To ensure the future of thriving populations, it is imperative that professional biologists and managers have a sound understanding of all wildlife.
Scientific research makes that possible.
Research objectives for biologists and scientists include identifying habitat needs for individual species, evaluating the impacts of land use practices, studying the population dynamics of wildlife under varying habitat and environmental conditions, evaluating the social and economic values of wildlife, and then educating other biologists, wildlife resource agencies, legislators and the public about the results of research and the needs of the animals, habitat and the public.

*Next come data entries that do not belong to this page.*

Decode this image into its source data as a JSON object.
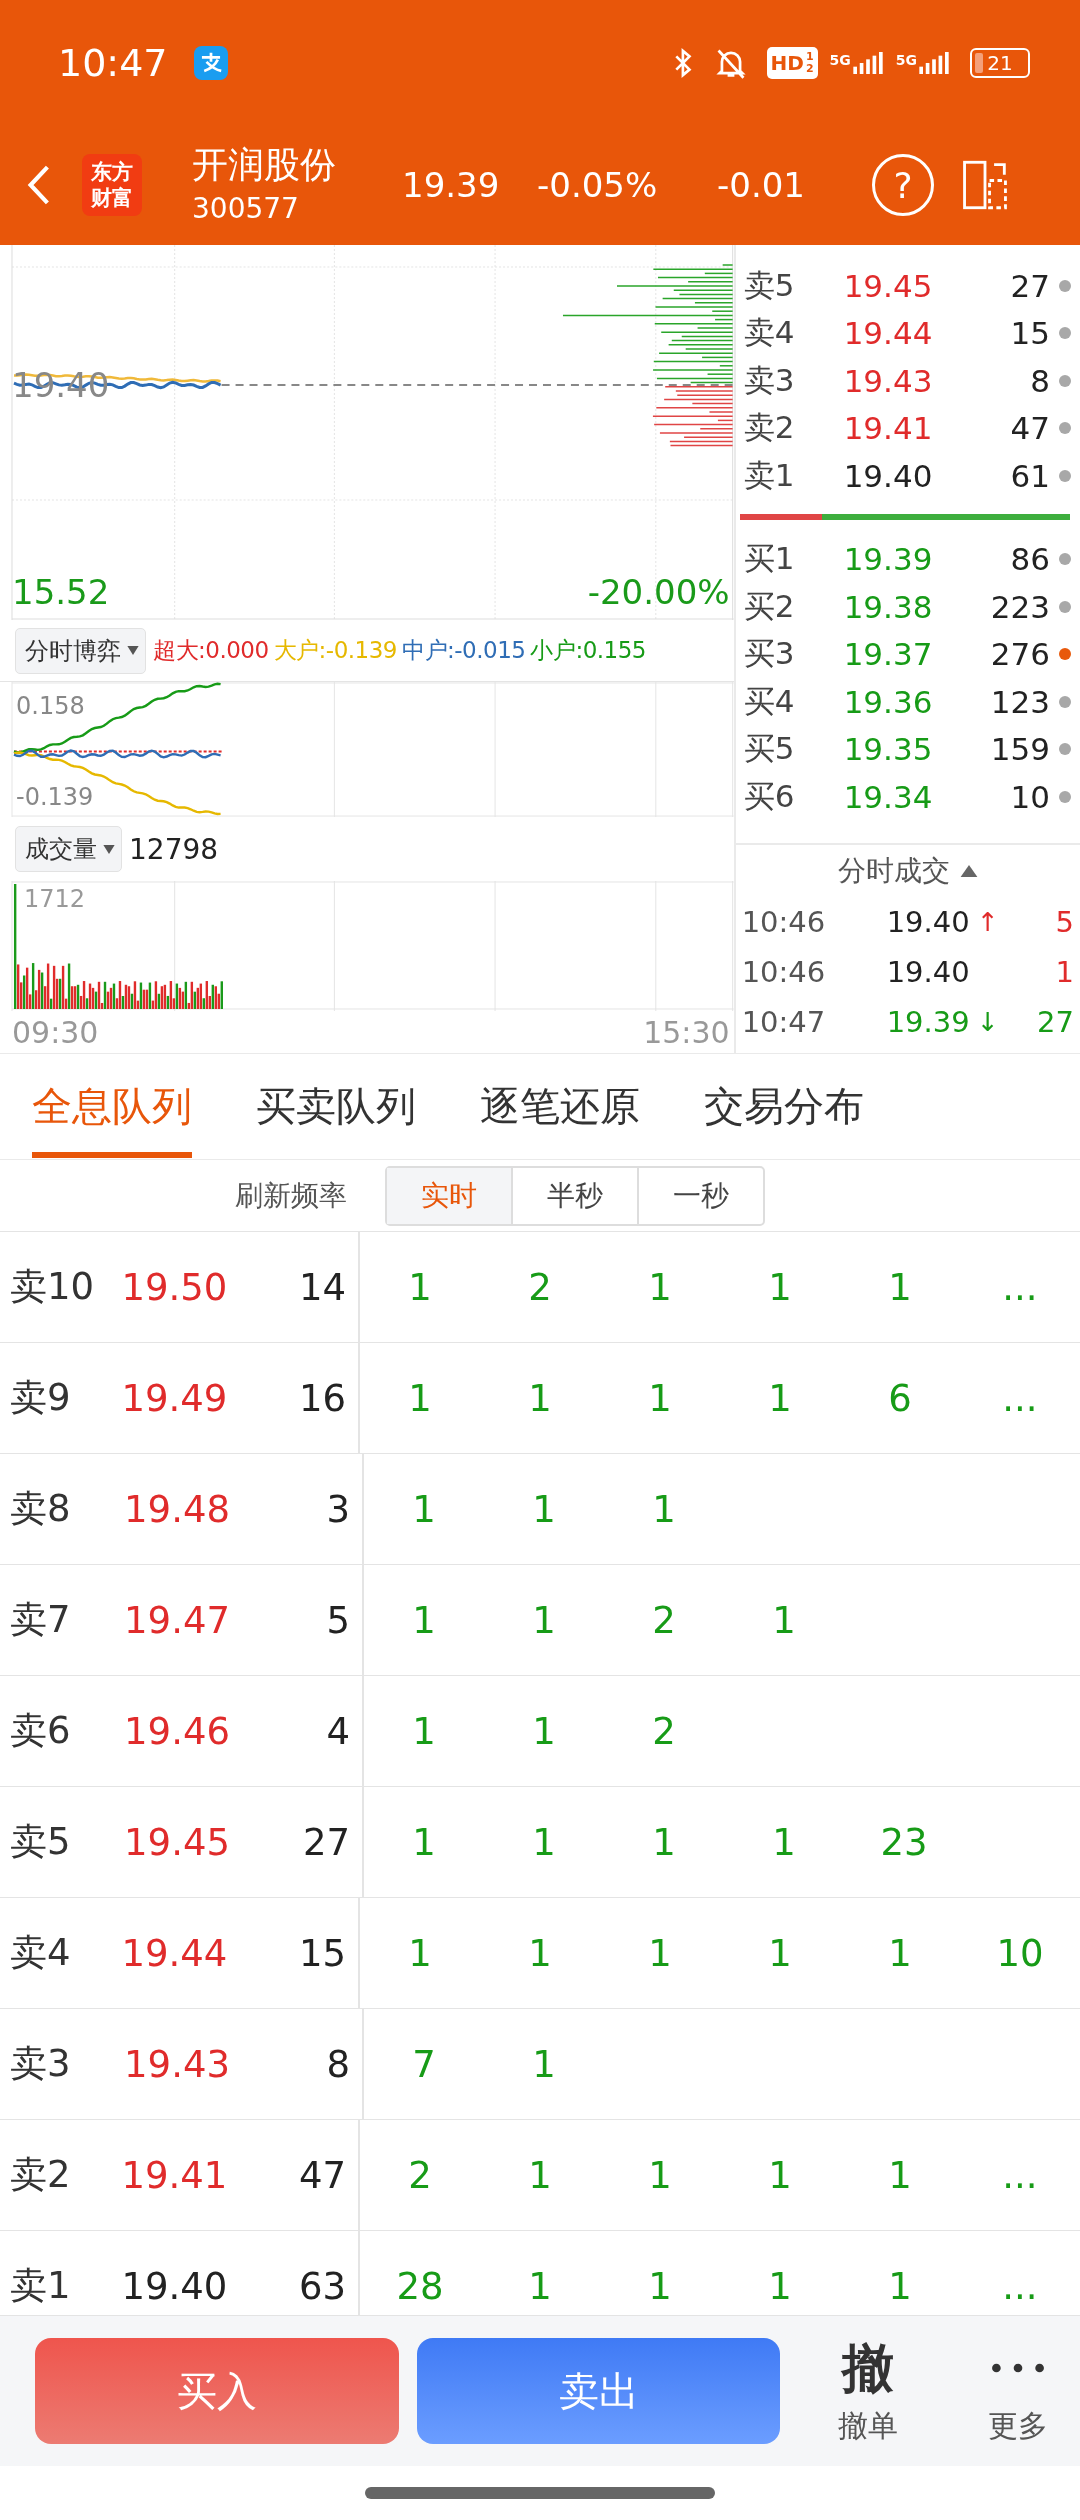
{
  "status_bar": {
    "time": "10:47",
    "hd_badge": "HD",
    "hd_fraction": [
      "1",
      "2"
    ],
    "networks": [
      "5G",
      "5G"
    ],
    "battery": "21"
  },
  "header": {
    "logo_lines": [
      "东方",
      "财富"
    ],
    "name": "开润股份",
    "code": "300577",
    "price": "19.39",
    "change_pct": "-0.05%",
    "change": "-0.01",
    "help": "?"
  },
  "chart": {
    "price_label": "19.40",
    "low_label": "15.52",
    "low_pct": "-20.00%",
    "indicator": {
      "dropdown": "分时博弈",
      "legend": [
        {
          "text": "超大:0.000",
          "color": "#e02b2b"
        },
        {
          "text": "大户:-0.139",
          "color": "#e6b800"
        },
        {
          "text": "中户:-0.015",
          "color": "#2f6db5"
        },
        {
          "text": "小户:0.155",
          "color": "#179b17"
        }
      ],
      "max_label": "0.158",
      "min_label": "-0.139"
    },
    "volume": {
      "dropdown": "成交量",
      "total": "12798",
      "max_label": "1712"
    },
    "time_start": "09:30",
    "time_end": "15:30"
  },
  "order_book": {
    "sells": [
      {
        "label": "卖5",
        "price": "19.45",
        "qty": "27",
        "color": "#e02b2b",
        "marked": false
      },
      {
        "label": "卖4",
        "price": "19.44",
        "qty": "15",
        "color": "#e02b2b",
        "marked": false
      },
      {
        "label": "卖3",
        "price": "19.43",
        "qty": "8",
        "color": "#e02b2b",
        "marked": false
      },
      {
        "label": "卖2",
        "price": "19.41",
        "qty": "47",
        "color": "#e02b2b",
        "marked": false
      },
      {
        "label": "卖1",
        "price": "19.40",
        "qty": "61",
        "color": "#222222",
        "marked": false
      }
    ],
    "ratio_bar": {
      "level": 0.25
    },
    "buys": [
      {
        "label": "买1",
        "price": "19.39",
        "qty": "86",
        "color": "#179b17",
        "marked": false
      },
      {
        "label": "买2",
        "price": "19.38",
        "qty": "223",
        "color": "#179b17",
        "marked": false
      },
      {
        "label": "买3",
        "price": "19.37",
        "qty": "276",
        "color": "#179b17",
        "marked": true
      },
      {
        "label": "买4",
        "price": "19.36",
        "qty": "123",
        "color": "#179b17",
        "marked": false
      },
      {
        "label": "买5",
        "price": "19.35",
        "qty": "159",
        "color": "#179b17",
        "marked": false
      },
      {
        "label": "买6",
        "price": "19.34",
        "qty": "10",
        "color": "#179b17",
        "marked": false
      }
    ]
  },
  "trades": {
    "title": "分时成交",
    "rows": [
      {
        "time": "10:46",
        "price": "19.40",
        "below_close": false,
        "arrow": "↑",
        "qty": "5",
        "color": "#e02b2b"
      },
      {
        "time": "10:46",
        "price": "19.40",
        "below_close": false,
        "qty": "1",
        "color": "#e02b2b"
      },
      {
        "time": "10:47",
        "price": "19.39",
        "below_close": true,
        "arrow": "↓",
        "qty": "27",
        "color": "#179b17"
      }
    ]
  },
  "tabs": [
    {
      "label": "全息队列",
      "selected": true
    },
    {
      "label": "买卖队列",
      "selected": false
    },
    {
      "label": "逐笔还原",
      "selected": false
    },
    {
      "label": "交易分布",
      "selected": false
    }
  ],
  "refresh": {
    "label": "刷新频率",
    "options": [
      {
        "label": "实时",
        "selected": true
      },
      {
        "label": "半秒",
        "selected": false
      },
      {
        "label": "一秒",
        "selected": false
      }
    ]
  },
  "queue": [
    {
      "label": "卖10",
      "price": "19.50",
      "qty": "14",
      "color": "#e02b2b",
      "orders": [
        "1",
        "2",
        "1",
        "1",
        "1",
        "..."
      ]
    },
    {
      "label": "卖9",
      "price": "19.49",
      "qty": "16",
      "color": "#e02b2b",
      "orders": [
        "1",
        "1",
        "1",
        "1",
        "6",
        "..."
      ]
    },
    {
      "label": "卖8",
      "price": "19.48",
      "qty": "3",
      "color": "#e02b2b",
      "orders": [
        "1",
        "1",
        "1"
      ]
    },
    {
      "label": "卖7",
      "price": "19.47",
      "qty": "5",
      "color": "#e02b2b",
      "orders": [
        "1",
        "1",
        "2",
        "1"
      ]
    },
    {
      "label": "卖6",
      "price": "19.46",
      "qty": "4",
      "color": "#e02b2b",
      "orders": [
        "1",
        "1",
        "2"
      ]
    },
    {
      "label": "卖5",
      "price": "19.45",
      "qty": "27",
      "color": "#e02b2b",
      "orders": [
        "1",
        "1",
        "1",
        "1",
        "23"
      ]
    },
    {
      "label": "卖4",
      "price": "19.44",
      "qty": "15",
      "color": "#e02b2b",
      "orders": [
        "1",
        "1",
        "1",
        "1",
        "1",
        "10"
      ]
    },
    {
      "label": "卖3",
      "price": "19.43",
      "qty": "8",
      "color": "#e02b2b",
      "orders": [
        "7",
        "1"
      ]
    },
    {
      "label": "卖2",
      "price": "19.41",
      "qty": "47",
      "color": "#e02b2b",
      "orders": [
        "2",
        "1",
        "1",
        "1",
        "1",
        "..."
      ]
    },
    {
      "label": "卖1",
      "price": "19.40",
      "qty": "63",
      "color": "#222222",
      "orders": [
        "28",
        "1",
        "1",
        "1",
        "1",
        "..."
      ]
    }
  ],
  "bottom_bar": {
    "buy": "买入",
    "sell": "卖出",
    "cancel_glyph": "撤",
    "cancel": "撤单",
    "more": "更多"
  }
}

Where does the majority of the funding come from to carry out this research?
It comes from hunting and fishing.
Hunters and anglers provide approximately 60 percent of funding for state fish and wildlife agencies, the organizations that manage wildlife, through the purchase of licenses and fees as well as excise taxes on their guns, ammunition, archery gear and fishing equipment.
Additionally, hunters donate to conservation organizations like the Rocky Mountain Elk Foundation, which values ongoing research as vital to its mission of ensuring the future of elk and elk country.

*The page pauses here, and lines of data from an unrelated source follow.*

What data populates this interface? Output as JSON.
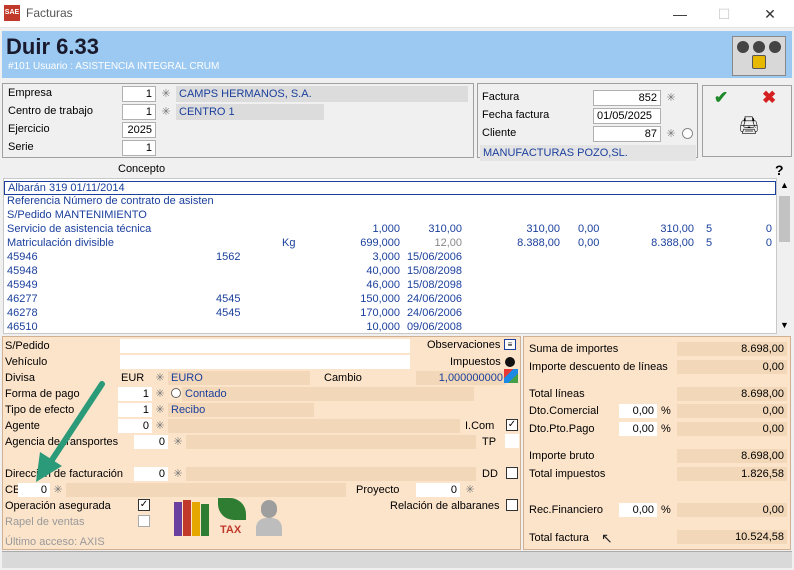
{
  "window": {
    "title": "Facturas",
    "app_icon": "SAE"
  },
  "header": {
    "title": "Duir 6.33",
    "subtitle": "#101 Usuario : ASISTENCIA INTEGRAL CRUM"
  },
  "company": {
    "empresa_label": "Empresa",
    "empresa_value": "1",
    "empresa_name": "CAMPS HERMANOS, S.A.",
    "centro_label": "Centro de trabajo",
    "centro_value": "1",
    "centro_name": "CENTRO 1",
    "ejercicio_label": "Ejercicio",
    "ejercicio_value": "2025",
    "serie_label": "Serie",
    "serie_value": "1"
  },
  "invoice": {
    "factura_label": "Factura",
    "factura_value": "852",
    "fecha_label": "Fecha factura",
    "fecha_value": "01/05/2025",
    "cliente_label": "Cliente",
    "cliente_value": "87",
    "cliente_name": "MANUFACTURAS POZO,SL."
  },
  "grid": {
    "column_concepto": "Concepto",
    "help": "?",
    "rows": [
      {
        "c": "Albarán 319 01/11/2014",
        "a": "",
        "u": "",
        "q": "",
        "p": "",
        "t": "",
        "d": "",
        "n": "",
        "i": "",
        "z": ""
      },
      {
        "c": "Referencia Número de contrato de asisten",
        "a": "",
        "u": "",
        "q": "",
        "p": "",
        "t": "",
        "d": "",
        "n": "",
        "i": "",
        "z": ""
      },
      {
        "c": "S/Pedido MANTENIMIENTO",
        "a": "",
        "u": "",
        "q": "",
        "p": "",
        "t": "",
        "d": "",
        "n": "",
        "i": "",
        "z": ""
      },
      {
        "c": "Servicio de asistencia técnica",
        "a": "",
        "u": "",
        "q": "1,000",
        "p": "310,00",
        "t": "310,00",
        "d": "0,00",
        "n": "310,00",
        "i": "5",
        "z": "0"
      },
      {
        "c": "Matriculación divisible",
        "a": "",
        "u": "Kg",
        "q": "699,000",
        "p": "12,00",
        "t": "8.388,00",
        "d": "0,00",
        "n": "8.388,00",
        "i": "5",
        "z": "0"
      },
      {
        "c": "45946",
        "a": "1562",
        "u": "",
        "q": "3,000",
        "p": "15/06/2006",
        "t": "",
        "d": "",
        "n": "",
        "i": "",
        "z": ""
      },
      {
        "c": "45948",
        "a": "",
        "u": "",
        "q": "40,000",
        "p": "15/08/2098",
        "t": "",
        "d": "",
        "n": "",
        "i": "",
        "z": ""
      },
      {
        "c": "45949",
        "a": "",
        "u": "",
        "q": "46,000",
        "p": "15/08/2098",
        "t": "",
        "d": "",
        "n": "",
        "i": "",
        "z": ""
      },
      {
        "c": "46277",
        "a": "4545",
        "u": "",
        "q": "150,000",
        "p": "24/06/2006",
        "t": "",
        "d": "",
        "n": "",
        "i": "",
        "z": ""
      },
      {
        "c": "46278",
        "a": "4545",
        "u": "",
        "q": "170,000",
        "p": "24/06/2006",
        "t": "",
        "d": "",
        "n": "",
        "i": "",
        "z": ""
      },
      {
        "c": "46510",
        "a": "",
        "u": "",
        "q": "10,000",
        "p": "09/06/2008",
        "t": "",
        "d": "",
        "n": "",
        "i": "",
        "z": ""
      }
    ]
  },
  "form": {
    "spedido_label": "S/Pedido",
    "observaciones_label": "Observaciones",
    "vehiculo_label": "Vehículo",
    "impuestos_label": "Impuestos",
    "divisa_label": "Divisa",
    "divisa_code": "EUR",
    "divisa_name": "EURO",
    "cambio_label": "Cambio",
    "cambio_value": "1,000000000",
    "forma_pago_label": "Forma de pago",
    "forma_pago_value": "1",
    "forma_pago_name": "Contado",
    "tipo_efecto_label": "Tipo de efecto",
    "tipo_efecto_value": "1",
    "tipo_efecto_name": "Recibo",
    "agente_label": "Agente",
    "agente_value": "0",
    "icom_label": "I.Com",
    "agencia_label": "Agencia de transportes",
    "agencia_value": "0",
    "tp_label": "TP",
    "direccion_label": "Dirección de facturación",
    "direccion_value": "0",
    "dd_label": "DD",
    "ce_label": "CE",
    "ce_value": "0",
    "proyecto_label": "Proyecto",
    "proyecto_value": "0",
    "operacion_label": "Operación asegurada",
    "relacion_label": "Relación de albaranes",
    "rapel_label": "Rapel de ventas",
    "tax_label": "TAX",
    "ultimo_acceso": "Último acceso: AXIS"
  },
  "totals": {
    "suma_label": "Suma de importes",
    "suma_value": "8.698,00",
    "desc_label": "Importe descuento de líneas",
    "desc_value": "0,00",
    "total_lineas_label": "Total líneas",
    "total_lineas_value": "8.698,00",
    "dto_com_label": "Dto.Comercial",
    "dto_com_pct": "0,00",
    "dto_com_value": "0,00",
    "dto_pp_label": "Dto.Pto.Pago",
    "dto_pp_pct": "0,00",
    "dto_pp_value": "0,00",
    "bruto_label": "Importe bruto",
    "bruto_value": "8.698,00",
    "impuestos_label": "Total impuestos",
    "impuestos_value": "1.826,58",
    "rec_label": "Rec.Financiero",
    "rec_pct": "0,00",
    "rec_value": "0,00",
    "total_label": "Total factura",
    "total_value": "10.524,58",
    "pct": "%"
  },
  "colors": {
    "header": "#9cc9f1",
    "panel": "#fce4cb",
    "link": "#1a3f9c",
    "ok": "#1f8a2a",
    "cancel": "#d42020"
  }
}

In 2019 alone, RMEF allocated more than $1 million to further elk-related scientific research.
Here are a few of those highlighted studies:
-Elk population and recruitment in northern California.
-The impact of increasing human recreation on declining calf recruitment in Colorado.
-Monitoring elk movement and migration in the Great Smoky Mountains, Greater Yellowstone area and southern Blue Mountains of Oregon.
-The effects of wildfire on elk forage and distribution in Montana.
-The impacts of wolves on elk population dynamics in New Mexico and Wisconsin.
-Cow elk survival in South Dakota’s Black Hills.
-Factors limiting elk population growth in the Book Cliffs of Utah.
-Assisting with construction of an elk hoof disease research facility in Washington and supporting the Chronic Wasting Disease Alliance applied research program.
Additionally, hunters provide vital input to state agencies conducting annual surveys to evaluate the sex, age and number of animals harvested in particular areas.
They may also be asked about habitat conditions or predators they observed and other factors that impact the health of all wildlife populations.
When it comes to acquiring proven, scientific knowledge to assist biologists and managers to conserve and ensure the future of wildlife, it is more than evident that Hunting Is Conservation.